(dissenting, with whom Lynch, J., joins). I disagree with the court’s interpretation of G. L. c. 90, § 34A, and its conclusion that policyholders must coordinate benefits due to them from their personal injury protection (PIP) benefits and health insurers. No such limitation is imposed by either the statute or the standard automobile policy, nor does the legislative history reflect such a philosophy.
Our interpretation of G. L. c. 90, § 34A, should be guided by the clear language of the statute, which does not impose a duty on the injured party to coordinate PIP benefits. See Massachusetts Bay Transp. Auth. v. Massachusetts Bay Transp. Auth. Retirement Bd., 397 Mass. 734, 738 (1986), and cases cited (“Where the language of a statute is plain, there is no *119room for speculation as to its meaning”). The statute only limits recovery of PIP benefits where “such expenses have been or will be compensated, paid or indemnified pursuant to any policy of health, sickness or disability insurance.” G. L. c. 90, § 34A. It does not limit a PIP insurer’s duty to pay because an injured party has health insurance, which, for some reason, does not pay for medical expenses. The defendant was unable, either in its brief or at oral argument, to point to specific language in G. L. c. 90 to support its contention that the injured party has a duty to coordinate benefits.
The statute as written makes the automobile insurer primarily responsible for reasonable medical expenses up to $8,000, unless expenses between $2,000 and $8,000 have been paid by the injured party’s health insurer. Today’s decision holds otherwise, and forces policyholders to choose among courses of treatment and among medical providers, something specifically prohibited by G. L. c. 90, § 34A.
Today’s decision ignores the lack of notice provided to policyholders by either the statute or the standard automobile policy. As discussed above, the clear language of the statute does not impose a duty on an injured party to coordinate PIP benefits for expenses in excess of $2,000. In addition, the PIP part of the standard automobile policy does not describe a duty to coordinate coverage, nor does it mention a requirement to seek coverage first from a health insurer. Instead, it declares that the PIP provider will pay up to $8,000 for each person injured in an accident: “For any one accident, we will pay as many people as are injured, but the most we will pay for injuries to any one person is $8,000. This is the most we will pay no matter how many autos or premiums are shown in the Coverage Selections Page.” The policy sets out thorough coverage of medical expenses, including “all reasonable expenses incurred as a result of the accident for necessary medical, surgical, X-ray and dental services.” Expecting policyholders to be aware of a duty to coordinate benefits without any notice from the terms of their policy is unreasonable and unrealistic.

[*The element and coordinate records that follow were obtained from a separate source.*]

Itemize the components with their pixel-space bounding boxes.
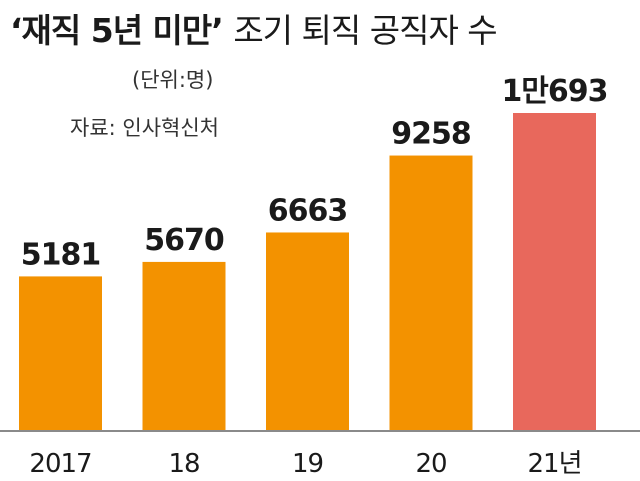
- bar-4: [513, 113, 596, 430]
- x-tick-label-3: 20: [415, 449, 446, 479]
- bar-3: [389, 155, 473, 430]
- bar-value-label-2: 6663: [268, 193, 348, 228]
- x-tick-label-2: 19: [292, 449, 323, 479]
- value-labels-group: 5181 5670 6663 9258 1만693: [21, 74, 609, 272]
- x-tick-label-1: 18: [168, 449, 199, 479]
- bar-value-label-0: 5181: [21, 237, 101, 272]
- x-tick-label-0: 2017: [29, 449, 91, 479]
- chart-title: ‘재직 5년 미만’ 조기 퇴직 공직자 수: [10, 4, 498, 52]
- chart-title-main: ‘재직 5년 미만’: [10, 11, 224, 50]
- unit-label: (단위:명): [132, 68, 214, 92]
- x-tick-labels-group: 2017 18 19 20 21년: [29, 449, 582, 479]
- chart-title-rest: 조기 퇴직 공직자 수: [233, 11, 497, 50]
- bar-value-label-4: 1만693: [501, 74, 607, 109]
- source-label: 자료: 인사혁신처: [70, 116, 219, 140]
- bars-group: [19, 113, 596, 430]
- bar-value-label-3: 9258: [391, 117, 471, 152]
- bar-1: [142, 261, 226, 430]
- x-tick-label-4: 21년: [527, 449, 581, 479]
- bar-0: [19, 276, 102, 430]
- bar-2: [266, 232, 349, 430]
- bar-value-label-1: 5670: [144, 223, 224, 258]
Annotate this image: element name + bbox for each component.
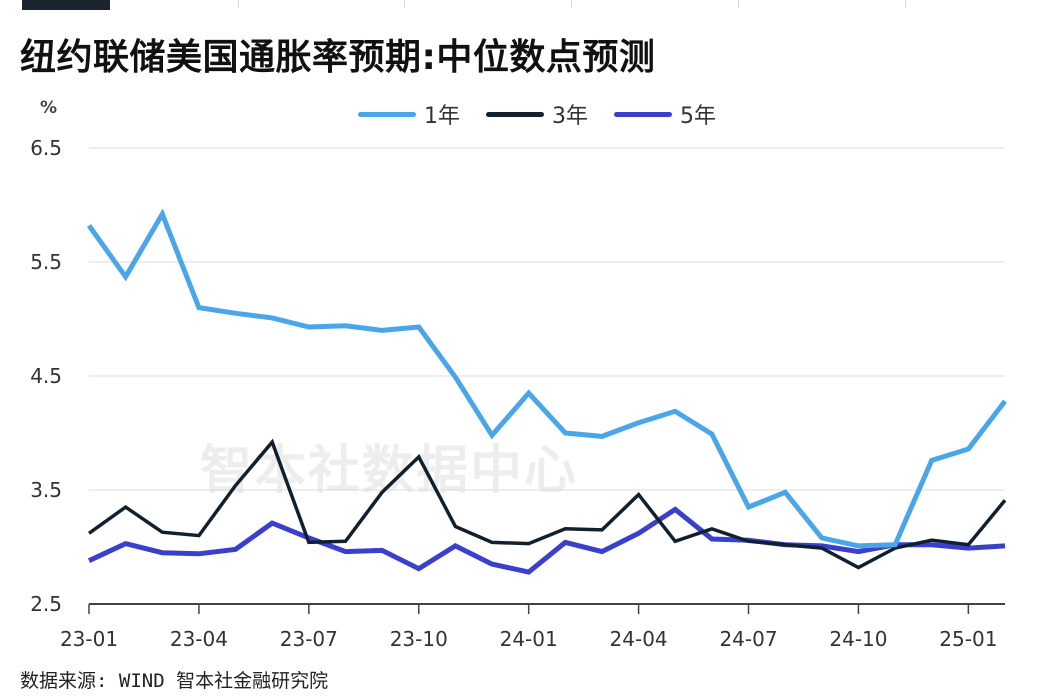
top-divider-tick <box>905 0 906 8</box>
x-tick-label: 24-07 <box>719 627 777 651</box>
x-tick-label: 24-10 <box>829 627 887 651</box>
x-tick-label: 24-04 <box>610 627 668 651</box>
legend-label-5y: 5年 <box>680 104 716 129</box>
chart-title: 纽约联储美国通胀率预期:中位数点预测 <box>20 37 656 78</box>
y-tick-label: 4.5 <box>30 364 62 388</box>
legend-label-1y: 1年 <box>424 104 460 129</box>
x-tick-label: 23-10 <box>390 627 448 651</box>
series-line-5y <box>87 506 1006 575</box>
legend-item-3y: 3年 <box>486 98 588 130</box>
x-tick-label: 23-01 <box>60 627 118 651</box>
top-divider-tick <box>238 0 239 8</box>
series-line-1y <box>86 208 1007 549</box>
top-divider-tick <box>571 0 572 8</box>
y-tick-label: 5.5 <box>30 250 62 274</box>
chart-legend: 1年 3年 5年 <box>358 98 742 130</box>
x-tick-label: 23-07 <box>280 627 338 651</box>
legend-swatch-1y <box>358 111 416 117</box>
y-tick-label: 3.5 <box>30 478 62 502</box>
legend-label-3y: 3年 <box>552 104 588 129</box>
legend-item-5y: 5年 <box>614 98 716 130</box>
legend-item-1y: 1年 <box>358 98 460 130</box>
x-tick-label: 24-01 <box>500 627 558 651</box>
y-unit-label: % <box>40 98 58 118</box>
y-tick-label: 2.5 <box>30 592 62 616</box>
legend-swatch-5y <box>614 111 672 117</box>
top-divider-tick <box>404 0 405 8</box>
series-line-3y <box>87 438 1007 570</box>
legend-swatch-3y <box>486 111 544 117</box>
top-accent-bar <box>22 0 110 10</box>
x-tick-label: 25-01 <box>939 627 997 651</box>
x-tick-label: 23-04 <box>170 627 228 651</box>
source-note: 数据来源: WIND 智本社金融研究院 <box>20 670 329 692</box>
top-divider-tick <box>738 0 739 8</box>
y-tick-label: 6.5 <box>30 136 62 160</box>
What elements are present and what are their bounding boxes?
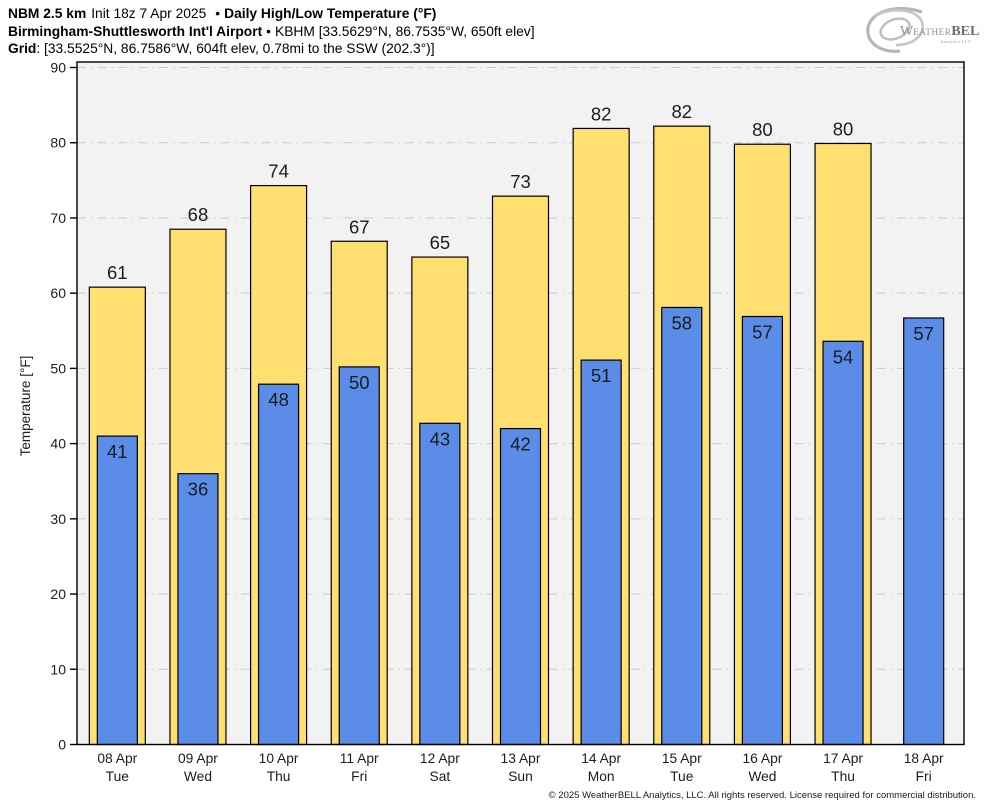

The court’s decision is inconsistent with the broader policy behind PIP, which is designed to “provide a prompt, inexpensive means of reimbursing claimants for out-of-pocket expenses” regardless of their ability to pay or their choice of a health insurer. Flanagan v. Liberty Mut. Ins. Co., 383 Mass. 195, 198 (1981). The decision also contradicts the policy behind the 1988 *120amendments. See St. 1988, c. 273, §§ 11-16. As we stated in Creswell v. Medical W. Community Health Plan, Inc., 419 Mass. 327 (1995), a PIP carrier must pay reasonable medical expenses not covered by a health insurer up to $8,000. The policyholder contracts with the insurer for this, and it is mandated by the minimum standard policy guidelines of the Commonwealth. The amendment was intended to stop insured parties from receiving double recoveries, not to complicate the injured party’s ability to obtain payment for medical-related expenses. See id. at 329-330.
The practical effect of G. L. c. 90, § 34A, on policyholders also weighs against the court’s conclusion. Today’s holding forces injured parties with health insurance to seek treatment initially and exclusively from their health insurer because otherwise they must change treating physicians as soon as the cost of treatment exceeds $2,000. This fails to guarantee to injured parties a choice of medical treatment, and, therefore, contradicts G. L. c. 90, § 34A.
Finally, and most regrettably, this decision works an injustice on the plaintiff and other injured parties with disputed claims pending. PIP providers may now deny these claims. Given the absence of notice to policyholders to date, we should not permit our decision to deny coverage of benefits to policyholders for injuries already suffered and for medical treatment already received. Only a prospective application of this decision will avoid this result. Further, PIP providers should be required to provide complete and thorough notice to policyholders from this point forward as a prerequisite to denying future claims. Injured parties should not bear the burden of shortcomings in the language of G. L. c. 90, § 34A, and the standard automobile policy.